AN often-overlooked aspect to China’s rapid industrial and economic growth in terms of environmental impact is the increase in meat consumption. A couple of years ago, the German publication Meat Atlas predicted that in the following eight years (starting in 2014), China and India together would account for 80 percent of the global growth in meat production. This is the type of news that garners far less attention than the annual Yulin dog meat festival
The problem with more meat
The president of the group that publishes the Meat Atlas, the Heinrich-Böll Foundation, claimed that as Asian nations achieve Western levels of industrialized meat production, there will be an increase in problems like food contamination and the misuse of antibiotics and hormones, as well as “ruinous” economic results and the destruction of family subsistence farms. While these may be considered by many to be necessary consequences of industrialization and economic growth, there are also serious environmental factors like strains on water resources, deforestation and a sharp rise in greenhouse gases, as outlined in another 2014 research paper published by London’s Chatham House.
From the Guardian:
Globally, 14.5% of planet-warming emissions emanate from the keeping and eating of cows, chickens, pigs and other animals – more than the emissions from the entire transport sector. Livestock emit methane, a highly potent greenhouse gas, while land clearing and fertilizers release large quantities of carbon.
— World Economic Forum (@wef) June 22, 2016
China takes the bull by the horns
It seems that the leadership of the People’s Republic of China has woken up and recognized that scaling back its meat and dairy industry is an effective measure for cutting greenhouse gas emissions. By adopting new dietary guidelines that cut meat consumption in half, the Chinese government hopes to cut global emissions by 1.5 percent — an amount surpassing France and Belgium’s combined total annual ghg output.

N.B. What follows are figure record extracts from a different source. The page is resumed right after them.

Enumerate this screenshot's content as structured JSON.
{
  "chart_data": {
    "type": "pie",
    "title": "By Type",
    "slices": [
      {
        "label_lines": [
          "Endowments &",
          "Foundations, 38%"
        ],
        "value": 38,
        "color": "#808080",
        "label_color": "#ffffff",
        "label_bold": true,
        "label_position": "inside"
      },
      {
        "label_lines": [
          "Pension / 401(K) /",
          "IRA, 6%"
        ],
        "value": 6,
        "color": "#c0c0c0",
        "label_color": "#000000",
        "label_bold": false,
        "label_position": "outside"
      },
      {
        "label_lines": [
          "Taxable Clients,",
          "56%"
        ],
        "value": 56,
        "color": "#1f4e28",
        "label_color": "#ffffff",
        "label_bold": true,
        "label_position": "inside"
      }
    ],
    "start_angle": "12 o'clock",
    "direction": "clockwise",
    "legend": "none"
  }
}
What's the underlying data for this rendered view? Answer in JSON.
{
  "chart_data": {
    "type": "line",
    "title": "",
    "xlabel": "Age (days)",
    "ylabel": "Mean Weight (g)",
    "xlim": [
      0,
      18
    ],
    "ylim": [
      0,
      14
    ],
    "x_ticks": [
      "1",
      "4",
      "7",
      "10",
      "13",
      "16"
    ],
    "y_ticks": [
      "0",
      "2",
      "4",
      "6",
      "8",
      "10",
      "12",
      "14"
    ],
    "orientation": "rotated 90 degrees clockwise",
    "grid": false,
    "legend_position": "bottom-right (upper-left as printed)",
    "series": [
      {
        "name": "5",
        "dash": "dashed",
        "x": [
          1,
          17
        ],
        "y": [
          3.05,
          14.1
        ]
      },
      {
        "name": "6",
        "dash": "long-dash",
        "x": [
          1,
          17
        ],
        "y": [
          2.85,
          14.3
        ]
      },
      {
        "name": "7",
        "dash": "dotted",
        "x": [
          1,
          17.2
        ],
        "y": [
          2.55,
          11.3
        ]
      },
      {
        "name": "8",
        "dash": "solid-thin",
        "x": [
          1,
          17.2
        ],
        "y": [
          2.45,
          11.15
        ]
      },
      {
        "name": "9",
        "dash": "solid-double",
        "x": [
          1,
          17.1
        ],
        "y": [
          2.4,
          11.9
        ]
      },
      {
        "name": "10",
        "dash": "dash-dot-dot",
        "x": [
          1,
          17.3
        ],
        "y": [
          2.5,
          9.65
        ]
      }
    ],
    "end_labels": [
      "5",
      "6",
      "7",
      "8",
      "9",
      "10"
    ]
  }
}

The average citizen of the PRC currently eats 63kg or 138lbs of meat per year. By comparison the average US resident eats twice that much. This means that China is urging its citizens to eat just a quarter of the amount of meat as a typical American.
The guidelines come from the PRC’s health ministry with the recommendation of the Communist Party and other official bodies like China’s National Center on Climate Change Strategy and International Cooperation.
Even stricter guidelines are being pushed in a campaign driven by the non-profit Chinese Nutrition Society (CNS), together with environmental groups like WildAid, My Plate My Planet and Climate Nexus, which recommend a reduction to 27kg per year.
— EcoWatch (@EcoWatch) June 21, 2016
International celebrities lend global support to China’s message
While he may not seem the obvious person to team up with China’s Communist Party, actor and former Republican Governor of California, Arnold Schwarzenegger, is helping to spread the word on cutting meat consumption to lower greenhouse gas emissions. Together with the “Governator” are Avatar director James Cameron, who worked with Schwarzenegger on the first two Terminator films, and Chinese megastar Li Bingbing. Both Cameron and Schwarzenegger are together again for a WildAid PSA video titled Less Meat, Less Heat, which aims to spread the Chinese government’s message of reducing meat and dairy consumption to a global audience.
As much as we in California have been leaders and have inspired China to go in the right direction with environmental issues, they are now inspiring us.
Less Meat, Less Heat will be released this summer.